Trending Topics

Ohio Police Strategize on Ways to Reduce Traffic Deaths

So far this year, 14 area people have died

By JONATHAN ATHENS, The (Central Ohio) Advocate

HEATH, Ohio -- Area police chiefs are working together on a new plan to work closer together and crack down on bad drivers and reduce the number of traffic accident deaths in central Ohio.

“The point is to get everyone singing on the same sheet of music,” said Ohio Highway Patrol Lt.
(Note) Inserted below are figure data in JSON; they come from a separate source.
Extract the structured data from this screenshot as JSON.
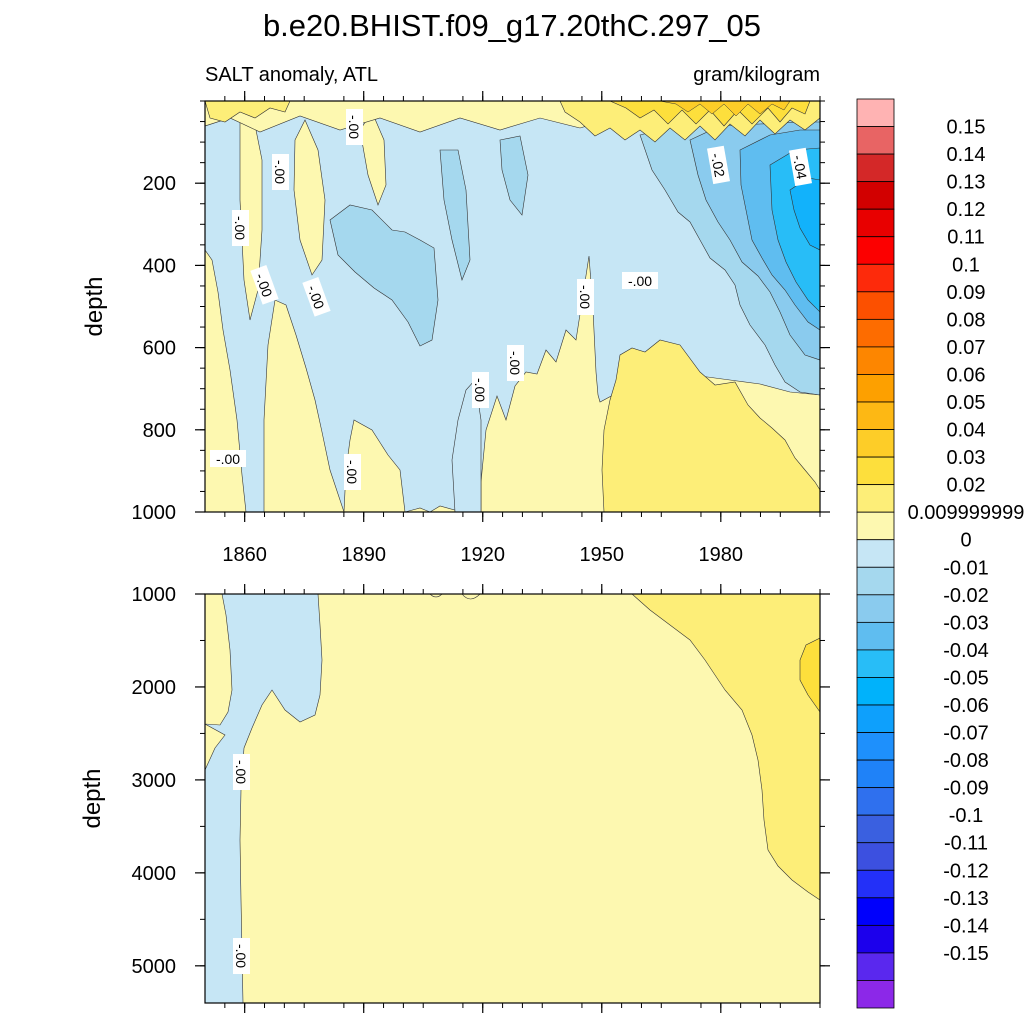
{
  "chart_data": {
    "type": "heatmap",
    "title": "b.e20.BHIST.f09_g17.20thC.297_05",
    "subtitle_left": "SALT anomaly, ATL",
    "subtitle_right": "gram/kilogram",
    "xlim": [
      1850,
      2005
    ],
    "x_ticks": [
      "1860",
      "1890",
      "1920",
      "1950",
      "1980"
    ],
    "panels": [
      {
        "name": "upper",
        "ylabel": "depth",
        "ylim": [
          0,
          1000
        ],
        "y_ticks": [
          "200",
          "400",
          "600",
          "800",
          "1000"
        ],
        "contour_labels": [
          "-.00",
          "-.00",
          "-.00",
          "-.00",
          "-.00",
          "-.00",
          "-.00",
          "-.00",
          "-.00",
          "-.00",
          "-.00",
          "-.02",
          "-.04"
        ]
      },
      {
        "name": "lower",
        "ylabel": "depth",
        "ylim": [
          1000,
          5400
        ],
        "y_ticks": [
          "1000",
          "2000",
          "3000",
          "4000",
          "5000"
        ],
        "contour_labels": [
          "-.00",
          "-.00"
        ]
      }
    ],
    "colorbar": {
      "labels": [
        "0.15",
        "0.14",
        "0.13",
        "0.12",
        "0.11",
        "0.1",
        "0.09",
        "0.08",
        "0.07",
        "0.06",
        "0.05",
        "0.04",
        "0.03",
        "0.02",
        "0.009999999",
        "0",
        "-0.01",
        "-0.02",
        "-0.03",
        "-0.04",
        "-0.05",
        "-0.06",
        "-0.07",
        "-0.08",
        "-0.09",
        "-0.1",
        "-0.11",
        "-0.12",
        "-0.13",
        "-0.14",
        "-0.15"
      ],
      "colors": [
        "#ffb3b3",
        "#e86464",
        "#d42828",
        "#d20000",
        "#e80000",
        "#fc0000",
        "#fd2a0b",
        "#fc5000",
        "#fd6c00",
        "#fd8600",
        "#fda000",
        "#fdb814",
        "#fdcd28",
        "#fddf3c",
        "#fdee78",
        "#fdf8b0",
        "#c6e6f5",
        "#a5d8ee",
        "#8acbee",
        "#5fbdf0",
        "#28bdf7",
        "#00b2fb",
        "#0ea0fc",
        "#1e90fc",
        "#1f82f8",
        "#2f70ee",
        "#3a60e0",
        "#3c50e0",
        "#2330f8",
        "#0000fc",
        "#1c00ec",
        "#5a28ee",
        "#8c28e8"
      ]
    }
  }
}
Gary Allen, commander of the Granville patrol post.

Although the plan doesn’t have a name yet, Allen gave his presentation at the monthly law enforcement administrators meeting held at the Heath police headquarters.
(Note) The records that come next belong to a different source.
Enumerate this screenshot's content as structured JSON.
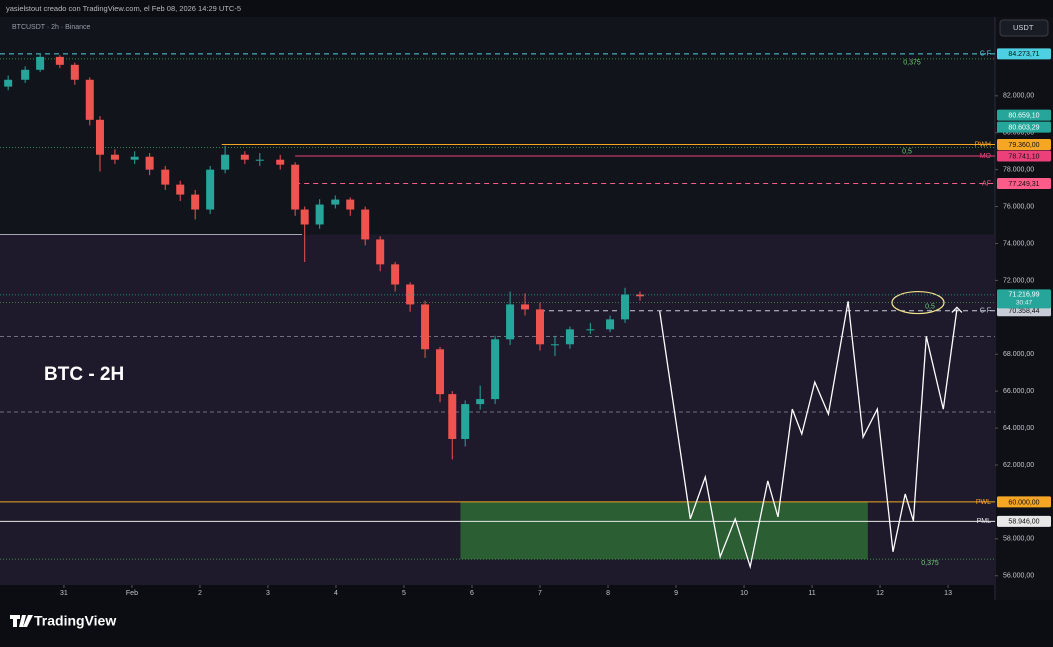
{
  "header": {
    "credit": "yasielstout creado con TradingView.com, el Feb 08, 2026 14:29 UTC-5",
    "symbol": "BTCUSDT · 2h · Binance",
    "currency": "USDT"
  },
  "chart_data": {
    "type": "candlestick",
    "annotation": "BTC - 2H",
    "up_color": "#26a69a",
    "down_color": "#ef5350",
    "x": [
      -0.82,
      -0.57,
      -0.35,
      -0.06,
      0.16,
      0.38,
      0.53,
      0.75,
      1.04,
      1.26,
      1.49,
      1.71,
      1.93,
      2.15,
      2.37,
      2.66,
      2.88,
      3.18,
      3.4,
      3.54,
      3.76,
      3.99,
      4.21,
      4.43,
      4.65,
      4.87,
      5.09,
      5.31,
      5.53,
      5.71,
      5.9,
      6.12,
      6.34,
      6.56,
      6.78,
      7.0,
      7.22,
      7.44,
      7.74,
      8.03,
      8.25,
      8.47
    ],
    "open": [
      82500,
      82870,
      83410,
      84110,
      83680,
      82870,
      80700,
      78810,
      78540,
      78700,
      78000,
      77190,
      76650,
      75840,
      78000,
      78810,
      78540,
      78540,
      78270,
      75840,
      75030,
      76110,
      76380,
      75840,
      74220,
      72870,
      71780,
      70700,
      68270,
      65840,
      63410,
      65300,
      65570,
      68810,
      70700,
      70430,
      68540,
      68540,
      69350,
      69350,
      69890,
      71240
    ],
    "high": [
      83100,
      83600,
      84300,
      84200,
      83800,
      83000,
      80900,
      79100,
      79000,
      78900,
      78200,
      77400,
      76900,
      78200,
      79300,
      79000,
      78900,
      78800,
      78400,
      76000,
      76400,
      76600,
      76500,
      76000,
      74400,
      73000,
      71900,
      70900,
      68400,
      66000,
      65500,
      66300,
      69000,
      71400,
      71300,
      70800,
      69000,
      69500,
      69700,
      70100,
      71600,
      71400
    ],
    "low": [
      82300,
      82700,
      83300,
      83500,
      82600,
      80400,
      77900,
      78300,
      78300,
      77700,
      76900,
      76300,
      75300,
      75600,
      77800,
      78300,
      78200,
      78000,
      75500,
      73000,
      74800,
      75900,
      75500,
      73900,
      72500,
      71400,
      70300,
      67800,
      65400,
      62300,
      63000,
      65000,
      65300,
      68500,
      70100,
      68200,
      67900,
      68300,
      69100,
      69200,
      69700,
      70900
    ],
    "close": [
      82870,
      83410,
      84110,
      83680,
      82870,
      80700,
      78810,
      78540,
      78700,
      78000,
      77190,
      76650,
      75840,
      78000,
      78810,
      78540,
      78540,
      78270,
      75840,
      75030,
      76110,
      76380,
      75840,
      74220,
      72870,
      71780,
      70700,
      68270,
      65840,
      63410,
      65300,
      65570,
      68810,
      70700,
      70430,
      68540,
      68540,
      69350,
      69350,
      69890,
      71240,
      71140
    ],
    "xlim": [
      -0.94,
      13.69
    ],
    "xticks": [
      {
        "value": 0,
        "label": "31"
      },
      {
        "value": 1,
        "label": "Feb"
      },
      2,
      3,
      4,
      5,
      6,
      7,
      8,
      9,
      10,
      11,
      12,
      13
    ],
    "ylim": [
      55500,
      86270
    ],
    "yticks": [
      {
        "value": 56000,
        "label": "56.000,00"
      },
      {
        "value": 58000,
        "label": "58.000,00"
      },
      {
        "value": 62000,
        "label": "62.000,00"
      },
      {
        "value": 64000,
        "label": "64.000,00"
      },
      {
        "value": 66000,
        "label": "66.000,00"
      },
      {
        "value": 68000,
        "label": "68.000,00"
      },
      {
        "value": 72000,
        "label": "72.000,00"
      },
      {
        "value": 74000,
        "label": "74.000,00"
      },
      {
        "value": 76000,
        "label": "76.000,00"
      },
      {
        "value": 78000,
        "label": "78.000,00"
      },
      {
        "value": 80000,
        "label": "80.000,00"
      },
      {
        "value": 82000,
        "label": "82.000,00"
      }
    ],
    "levels": [
      {
        "label": "C F",
        "value": 84273.71,
        "value_label": "84.273,71",
        "color": "#4dd0e1",
        "dash": true
      },
      {
        "label": "PWH",
        "value": 79360,
        "value_label": "79.360,00",
        "color": "#f5a623",
        "dash": false,
        "from": 2.32
      },
      {
        "label": "MO",
        "value": 78741.1,
        "value_label": "78.741,10",
        "color": "#ec407a",
        "dash": false,
        "from": 3.4
      },
      {
        "label": "AF",
        "value": 77249.31,
        "value_label": "77.249,31",
        "color": "#ff5c8a",
        "dash": true,
        "from": 3.4
      },
      {
        "label": "C F",
        "value": 70358.44,
        "value_label": "70.358,44",
        "color": "#c9cdd8",
        "dash": true,
        "from": 7.0
      },
      {
        "label": "PWL",
        "value": 60000,
        "value_label": "60.000,00",
        "color": "#f5a623",
        "dash": false
      },
      {
        "label": "PML",
        "value": 58946,
        "value_label": "58.946,00",
        "color": "#e8e8e8",
        "dash": false
      }
    ],
    "guides": [
      {
        "value": 68970,
        "color": "#8a8a9a"
      },
      {
        "value": 64870,
        "color": "#8a8a9a"
      },
      {
        "value": 74490,
        "color": "#b8b8c8",
        "to": 3.5
      }
    ],
    "fib_labels": [
      {
        "label": "0,375",
        "value": 84000
      },
      {
        "label": "0,5",
        "value": 79200
      },
      {
        "label": "0,5",
        "value": 70800
      },
      {
        "label": "0,375",
        "value": 56900
      }
    ],
    "extra_labels": [
      {
        "value": 80659.1,
        "value_label": "80.659,10",
        "color": "#26a69a"
      },
      {
        "value": 80603.29,
        "value_label": "80.603,29",
        "color": "#26a69a"
      }
    ],
    "last_price": {
      "value": 71216.99,
      "value_label": "71.216,99",
      "countdown": "30:47",
      "color": "#26a69a"
    },
    "zone": {
      "x": [
        5.83,
        11.82
      ],
      "y": [
        56900,
        60000
      ],
      "color": "#2e6b35"
    },
    "projection": {
      "color": "#ffffff",
      "x": [
        8.76,
        9.21,
        9.43,
        9.65,
        9.87,
        10.09,
        10.35,
        10.5,
        10.71,
        10.85,
        11.04,
        11.24,
        11.53,
        11.75,
        11.96,
        12.19,
        12.37,
        12.49,
        12.68,
        12.93,
        13.13
      ],
      "y": [
        70330,
        59080,
        61350,
        57030,
        59080,
        56490,
        61140,
        59190,
        65030,
        63680,
        66490,
        64760,
        70870,
        63510,
        65030,
        57300,
        60430,
        58970,
        68970,
        65030,
        70430
      ]
    }
  },
  "footer": {
    "brand": "TradingView"
  }
}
The initiative, Allen said, is specifically aimed at stronger enforcement of moving violations; identifying high-risk roads and intersections; increasing driver safety education efforts; and finding ways for area police departments to share accident data more readily.

While the number of fatalities from crashes in the county has steadily dropped each year since 2001, the top two causes of such accidents are still drivers exceeding the speed limit and failing to yield, Allen said.
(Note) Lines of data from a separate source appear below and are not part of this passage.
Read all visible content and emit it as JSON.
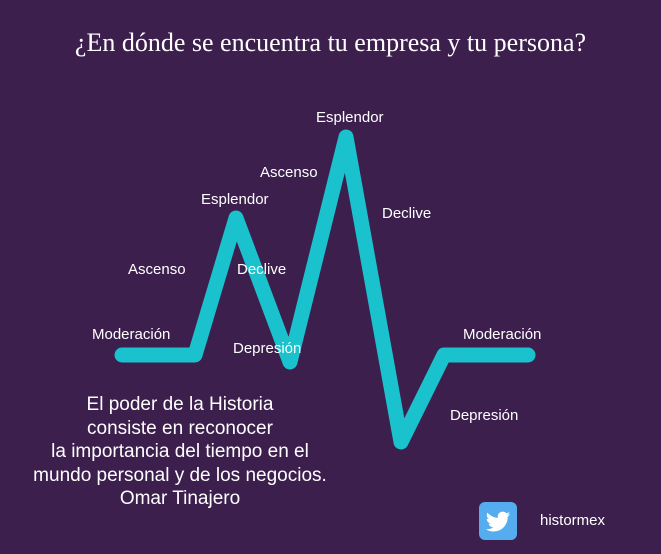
{
  "title": "¿En dónde se encuentra tu empresa y tu persona?",
  "wave": {
    "color": "#19c2cc",
    "labels": {
      "moderacion_left": "Moderación",
      "ascenso_1": "Ascenso",
      "esplendor_1": "Esplendor",
      "declive_1": "Declive",
      "depresion_1": "Depresión",
      "ascenso_2": "Ascenso",
      "esplendor_2": "Esplendor",
      "declive_2": "Declive",
      "depresion_2": "Depresión",
      "moderacion_right": "Moderación"
    }
  },
  "quote": {
    "lines": [
      "El poder de la Historia",
      "consiste en reconocer",
      "la importancia del tiempo en el",
      "mundo personal y de los negocios.",
      "Omar Tinajero"
    ]
  },
  "social": {
    "icon": "twitter-icon",
    "icon_color": "#55acee",
    "handle": "histormex"
  }
}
Eighteen people were killed in crashes in 2002, and so far in 2003, 13 crashes have claimed 14 lives, he said.

Nationwide, the number of those killed in vehicle accidents increased from 42,196 in 2001 to 42,815 in 2002, according to the National Highway Traffic Safety Administration.

Public education is helping reduce the number of fatal crashes, but another critical element of the plan is identifying high-risk intersections and roads and coming up with ways to make them safer, Allen said.

“We can all work together and try to figure out what are problems are,” he said.

Concerning accident data, reports for rural accidents are collected and tabulated separately from those in urban areas, Allen said. Part of the initiative is to consolidate that information.

Preventing fatal crashes is also part of the plan through enforcement of speed and seat belt laws, he said.

“I know for a fact more people are wearing their safety belts than before,” Allen said. “We’re at 70 percent compliance.”

Fifty-nine percent of those killed in crashes nationwide, just more than 19,000, were not wearing their seat belts, according to the administration.


Vehicle fatalities

The number of those killed in crashes on Licking County rural roads spiked from 15 in 2000 to 24 in 2001 and dropped to 18 in 2002.

Fatal crashes in Ohio inched upward from 1,378 killed in 2001 to 1,418 in 2002.

Alcohol-related fatalities comprise 41 percent of total highway deaths.